Noch am Morgen der Begegnung mit den Heisenberg-Schülern hatte der damals 61-jährige pensionierte Küchenchef aus Randolph im US-Bundesstaat New Jersey geschwankt, ob er sich den Schülern offenbaren sollte. Er tat es dann doch auf Drängen seiner amerikanischen Lebensgefährtin Phyllis Feinstein und machte damit den Schulbesuch zum Höhepunkt dieses zweiten Heimattreffens.
Eine ganz normale Familie
Martins Vater Albert Eckstein stammte aus Friedberg und war als 17-Jähriger erstmals nach Weinheim gekommen. Er wohnte bei Moritz Neu, der in der heutigen Fußgängerzone ein Manufakturenwaren-Geschäft betrieb (jetzt Tchibo). 1912 war Albert Eckstein in Tauberbischofsheim gemeldet, danach scheint er nach Eberbach geheiratet zu haben, denn die beiden Kinder von Albert und Felicitas Eckstein, geborene Freudenberger, kamen in Eberbach zur Welt: Lore 1921, Martin 1929. In der Weinheimer Meldekartei taucht die Familie Eckstein 1933 wieder auf mit Wohnsitz in der Luisenstraße. 1938 wohnten die Ecksteins bei ihrem Geschäft am Rodensteinerbrunnen.

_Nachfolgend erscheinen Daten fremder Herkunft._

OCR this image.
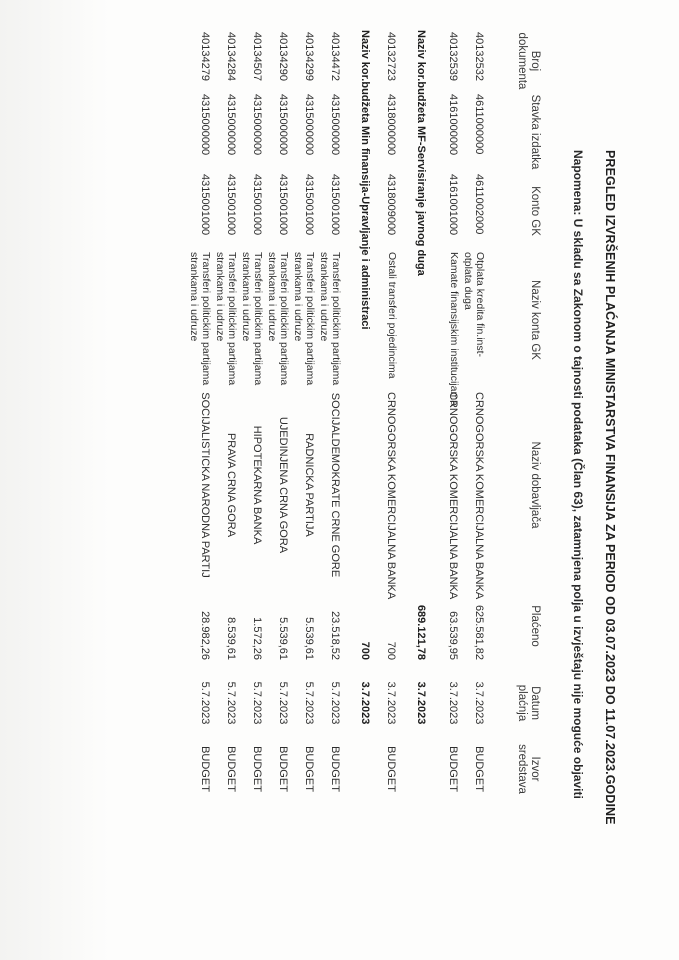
PREGLED IZVRŠENIH PLAĆANJA MINISTARSTVA FINANSIJA ZA PERIOD OD 03.07.2023 DO 11.07.2023.GODINE
Napomena: U skladu sa Zakonom o tajnosti podataka (Član 63), zatamnjena polja u izvještaju nije moguće objaviti
Broj
dokumenta
Stavka izdatka
Konto GK
Naziv konta GK
Naziv dobavljača
Plaćeno
Datum
plaćnja
Izvor
sredstava
40132532
4611000000
4611002000
Otplata kredita fin.inst-otplata duga
CRNOGORSKA KOMERCIJALNA BANKA
625.581,82
3.7.2023
BUDGET
40132539
4161000000
4161001000
Kamate finansijskim institucijama
CRNOGORSKA KOMERCIJALNA BANKA
63.539,95
3.7.2023
BUDGET
Naziv kor.budžeta MF-Servisiranje javnog duga
689.121,78
3.7.2023
40132723
4318000000
4318009000
Ostali transferi pojedincima
CRNOGORSKA KOMERCIJALNA BANKA
700
3.7.2023
BUDGET
Naziv kor.budžeta Min finansija-Upravljanje i administraci
700
3.7.2023
40134472
4315000000
4315001000
Transferi politickim partijama strankama i udruze
SOCIJALDEMOKRATE CRNE GORE
23.518,52
5.7.2023
BUDGET
40134299
4315000000
4315001000
Transferi politickim partijama strankama i udruze
RADNICKA PARTIJA
5.539,61
5.7.2023
BUDGET
40134290
4315000000
4315001000
Transferi politickim partijama strankama i udruze
UJEDINJENA CRNA GORA
5.539,61
5.7.2023
BUDGET
40134507
4315000000
4315001000
Transferi politickim partijama strankama i udruze
HIPOTEKARNA BANKA
1.572,26
5.7.2023
BUDGET
40134284
4315000000
4315001000
Transferi politickim partijama strankama i udruze
PRAVA CRNA GORA
8.539,61
5.7.2023
BUDGET
40134279
4315000000
4315001000
Transferi politickim partijama strankama i udruze
SOCIJALISTICKA NARODNA PARTIJ
28.982,26
5.7.2023
BUDGET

Hier erlebte die Familie die Zerstörung der Synagoge, die Attacken auf die jüdischen Geschäfte und die Verhaftung des Vaters. Nach seiner Rückkehr aus dem Konzentrationslager Buchenwald wurden die Fluchtgespräche in der Familie immer häufiger, doch der Eisenwarenhändler hatte kein Geld für eine Auswanderung. Deshalb zog sich die Familie im März 1939 nach Pforzheim zurück. Im jüdischen Gemeindehaus war Albert Eckstein Vorbeter und organisierte einen bescheidenen Unterricht für die aus öffentlichen Schulen ausgeschlossenen Kinder. Doch auch in Pforzheim wurde der 22. Oktober 1940 für die Ecksteins zum Schicksalstag: Albert (49), Felicitas (48), Lore (19) und Martin (11) wurden im Rahmen der so genannten Wagner-Bürckel-Aktion nach Gurs deportiert.
Die Wagner-Bürckel-Aktion
Den nationalsozialistischen Gauleitern Robert Wagner (Gau Baden) und Josef Bürckel (Gau Saarpfalz) waren nach der Eroberung Frankreichs am 2. August 1940 das Elsass und Lothringen als „Chefs der Zivilverwaltung” (CdZ) unterstellt worden. Mit Baden und Elsass bildete Wagner den Gau Oberrhein, mit Lothringen und Saarpfalz Bürckel den Gau Westmark. Im Rahmen der Waffenstillstands-vereinbarungen mit Frankreich war bestimmt worden, dass alle Juden aus den deutschen Besatzungsgebieten ins Landesinnere von Frankreich deportiert werden. Bei einer Besprechung in der Reichskanzlei forderte Hitler am 25. September 1940 die beiden Gauleiter auf, dafür zu sorgen, dass ihre Gebiete „judenfrei” gemacht werden. Wagner und Bürckel beschlossen, in einer konzertierten Aktion die Deportationen auch auf die im Reichsgebiet lebenden Juden auszudehnen.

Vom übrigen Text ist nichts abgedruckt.